Interventional Endoscopic Unit, ARNAS Ospedale Civico Di Cristina Benfratelli, Palermo, Italy.
Biomed Res Int. 2016;2016:9132198. doi: 10.1155/2016/9132198. Epub 2016 Sep 8.
There is limited information on the efficacy and safety of bronchial thermoplasty (BT) in . We evaluated the outcomes of the randomized clinical trials for BT in severe asthmatics, in whom the exclusion criteria were not strictly controlled. A case series of seven asthmatics (M/F: 4/3; age: 54.6 ± 2.9 years) is reported. Subjects had a statistically significant improvement in AQLQ (from a mean of 3.96 ± 1.1 to 4.5 ± 1.2 and 5.5 ± 0.6 after 6 and 12 months of treatment; = 0.0007) and in the ACQ score (from 2.77 ± 0.8 to 1.83 ± 1.2 and 1.5 ± 0.8 after 6 and 12 months; < 0.001). In the year after BT, severe exacerbations, salbutamol use, and OCS use were significantly lower compared with the 1-yr pretreatment period ( < 0.001). No ED visits and hospitalization occurred in the year after BT. No changes in functional parameters were recorded. Our investigation confirms the safety and efficacy of BT in severe asthmatics in settings.

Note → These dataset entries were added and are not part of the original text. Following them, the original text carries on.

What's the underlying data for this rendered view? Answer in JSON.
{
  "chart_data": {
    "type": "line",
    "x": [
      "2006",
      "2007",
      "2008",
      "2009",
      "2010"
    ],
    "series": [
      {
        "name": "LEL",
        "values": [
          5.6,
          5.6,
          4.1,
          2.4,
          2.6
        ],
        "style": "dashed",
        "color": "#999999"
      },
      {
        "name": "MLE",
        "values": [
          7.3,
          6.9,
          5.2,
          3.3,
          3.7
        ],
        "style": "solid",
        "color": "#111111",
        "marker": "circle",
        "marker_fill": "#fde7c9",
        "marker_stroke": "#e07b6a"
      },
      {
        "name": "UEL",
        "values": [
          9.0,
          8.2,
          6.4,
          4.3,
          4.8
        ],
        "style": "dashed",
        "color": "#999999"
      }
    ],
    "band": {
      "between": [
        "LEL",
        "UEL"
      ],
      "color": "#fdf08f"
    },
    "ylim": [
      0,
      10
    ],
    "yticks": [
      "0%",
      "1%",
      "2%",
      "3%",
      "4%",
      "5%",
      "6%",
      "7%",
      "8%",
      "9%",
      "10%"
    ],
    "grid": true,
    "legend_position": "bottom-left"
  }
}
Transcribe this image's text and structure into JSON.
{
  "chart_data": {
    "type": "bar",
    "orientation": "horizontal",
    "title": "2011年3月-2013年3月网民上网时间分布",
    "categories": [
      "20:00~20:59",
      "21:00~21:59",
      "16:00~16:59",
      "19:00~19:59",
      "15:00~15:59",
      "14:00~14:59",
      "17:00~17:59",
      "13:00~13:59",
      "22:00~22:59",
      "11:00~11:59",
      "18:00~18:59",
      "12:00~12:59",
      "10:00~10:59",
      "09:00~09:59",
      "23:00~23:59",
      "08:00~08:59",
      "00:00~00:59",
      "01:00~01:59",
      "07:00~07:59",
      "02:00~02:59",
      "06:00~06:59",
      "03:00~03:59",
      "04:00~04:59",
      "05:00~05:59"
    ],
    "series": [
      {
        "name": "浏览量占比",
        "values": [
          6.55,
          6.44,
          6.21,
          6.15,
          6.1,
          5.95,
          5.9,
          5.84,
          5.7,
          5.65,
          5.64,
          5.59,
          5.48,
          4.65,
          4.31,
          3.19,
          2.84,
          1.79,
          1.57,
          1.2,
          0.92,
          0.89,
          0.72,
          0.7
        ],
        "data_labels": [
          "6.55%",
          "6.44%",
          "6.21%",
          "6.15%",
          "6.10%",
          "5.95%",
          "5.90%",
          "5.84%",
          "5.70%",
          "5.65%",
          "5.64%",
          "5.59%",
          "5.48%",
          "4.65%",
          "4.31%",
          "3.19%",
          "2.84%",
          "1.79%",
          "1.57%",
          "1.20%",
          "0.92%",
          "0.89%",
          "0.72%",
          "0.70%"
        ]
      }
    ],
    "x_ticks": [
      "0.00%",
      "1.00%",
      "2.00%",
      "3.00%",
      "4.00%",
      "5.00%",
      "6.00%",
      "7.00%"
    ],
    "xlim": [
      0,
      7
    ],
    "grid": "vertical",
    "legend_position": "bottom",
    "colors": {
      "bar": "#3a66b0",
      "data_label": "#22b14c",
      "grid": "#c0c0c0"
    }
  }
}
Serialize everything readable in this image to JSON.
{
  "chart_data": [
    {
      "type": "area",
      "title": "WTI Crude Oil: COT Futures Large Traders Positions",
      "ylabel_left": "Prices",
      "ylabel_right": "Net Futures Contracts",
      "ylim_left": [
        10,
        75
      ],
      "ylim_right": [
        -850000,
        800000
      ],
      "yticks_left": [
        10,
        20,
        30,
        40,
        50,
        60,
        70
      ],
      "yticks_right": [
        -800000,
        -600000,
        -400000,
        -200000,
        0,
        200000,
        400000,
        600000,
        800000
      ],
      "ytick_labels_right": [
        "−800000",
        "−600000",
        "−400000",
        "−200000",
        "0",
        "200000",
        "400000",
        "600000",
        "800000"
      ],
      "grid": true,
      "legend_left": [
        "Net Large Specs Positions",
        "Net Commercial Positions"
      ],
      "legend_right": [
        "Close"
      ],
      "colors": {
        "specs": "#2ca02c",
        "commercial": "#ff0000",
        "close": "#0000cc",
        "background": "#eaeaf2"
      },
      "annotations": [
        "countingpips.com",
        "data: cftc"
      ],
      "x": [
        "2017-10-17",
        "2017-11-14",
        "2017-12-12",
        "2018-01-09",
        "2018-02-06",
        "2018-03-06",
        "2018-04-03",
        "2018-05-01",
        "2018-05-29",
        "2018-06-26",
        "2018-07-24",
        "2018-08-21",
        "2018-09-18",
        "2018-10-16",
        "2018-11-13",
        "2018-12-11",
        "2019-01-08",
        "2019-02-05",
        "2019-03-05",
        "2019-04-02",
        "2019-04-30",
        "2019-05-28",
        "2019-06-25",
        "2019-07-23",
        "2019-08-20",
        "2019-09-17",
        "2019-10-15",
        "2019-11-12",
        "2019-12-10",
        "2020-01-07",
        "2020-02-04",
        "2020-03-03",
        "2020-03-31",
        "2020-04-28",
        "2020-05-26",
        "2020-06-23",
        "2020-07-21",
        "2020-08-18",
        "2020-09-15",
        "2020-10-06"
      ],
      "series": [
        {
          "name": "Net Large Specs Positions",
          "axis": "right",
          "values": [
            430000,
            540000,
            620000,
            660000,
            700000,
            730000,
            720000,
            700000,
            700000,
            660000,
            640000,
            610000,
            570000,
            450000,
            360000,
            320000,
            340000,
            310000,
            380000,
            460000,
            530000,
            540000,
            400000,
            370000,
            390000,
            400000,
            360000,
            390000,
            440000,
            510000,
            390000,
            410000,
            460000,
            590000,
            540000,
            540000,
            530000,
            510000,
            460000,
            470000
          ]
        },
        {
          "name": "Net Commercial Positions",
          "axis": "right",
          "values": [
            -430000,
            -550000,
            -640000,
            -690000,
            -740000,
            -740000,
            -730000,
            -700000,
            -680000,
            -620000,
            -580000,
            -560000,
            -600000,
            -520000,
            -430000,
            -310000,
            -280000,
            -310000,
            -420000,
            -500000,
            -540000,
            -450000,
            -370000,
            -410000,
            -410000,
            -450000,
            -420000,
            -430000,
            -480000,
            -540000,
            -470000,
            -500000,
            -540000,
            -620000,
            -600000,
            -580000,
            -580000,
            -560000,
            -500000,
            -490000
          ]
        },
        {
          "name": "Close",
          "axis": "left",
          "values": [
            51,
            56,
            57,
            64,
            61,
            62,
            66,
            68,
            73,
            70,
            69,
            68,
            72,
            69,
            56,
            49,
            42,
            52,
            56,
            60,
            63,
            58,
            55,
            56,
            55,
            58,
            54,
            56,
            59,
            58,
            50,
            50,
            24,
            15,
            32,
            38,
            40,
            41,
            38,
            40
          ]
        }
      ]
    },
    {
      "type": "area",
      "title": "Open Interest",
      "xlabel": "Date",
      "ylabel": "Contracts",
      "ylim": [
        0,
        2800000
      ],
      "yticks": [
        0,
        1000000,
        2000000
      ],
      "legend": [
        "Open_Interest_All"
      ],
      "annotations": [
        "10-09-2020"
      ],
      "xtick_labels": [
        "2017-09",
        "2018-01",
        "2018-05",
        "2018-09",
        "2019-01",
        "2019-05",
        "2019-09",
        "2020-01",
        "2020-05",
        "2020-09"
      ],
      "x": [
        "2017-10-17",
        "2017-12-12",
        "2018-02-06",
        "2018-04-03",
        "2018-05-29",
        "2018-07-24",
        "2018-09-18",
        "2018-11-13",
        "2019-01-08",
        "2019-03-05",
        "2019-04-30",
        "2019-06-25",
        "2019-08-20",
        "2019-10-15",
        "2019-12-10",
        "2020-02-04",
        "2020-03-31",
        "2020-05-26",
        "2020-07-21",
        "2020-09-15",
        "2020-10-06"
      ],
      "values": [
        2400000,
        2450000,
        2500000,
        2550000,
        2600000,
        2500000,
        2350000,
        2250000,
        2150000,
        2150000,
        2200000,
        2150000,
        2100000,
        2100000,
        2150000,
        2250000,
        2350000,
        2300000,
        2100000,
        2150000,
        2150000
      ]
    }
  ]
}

关于支气管热成形术(BT)在……中的疗效和安全性的信息有限。我们评估了针对重度哮喘患者的BT随机临床试验结果,这些患者的排除标准未得到严格控制。报告了一组7例哮喘患者的病例系列(男/女:4/3;年龄:54.6±2.9岁)。治疗6个月和12个月后,受试者的哮喘生活质量问卷(AQLQ)有统计学显著改善(从平均3.96±1.1分别提高到4.5±1.2和5.5±0.6;P = 0.0007),哮喘控制问卷(ACQ)评分也有改善(6个月和12个月后分别从2.77±0.8降至1.83±1.2和1.5±0.8;P<0.001)。在BT后的一年中,与治疗前1年相比,严重发作、沙丁胺醇使用和口服糖皮质激素(OCS)使用显著减少(P<0.001)。BT后一年未发生急诊就诊和住院情况。未记录到功能参数的变化。我们的研究证实了BT在……环境下重度哮喘患者中的安全性和有效性。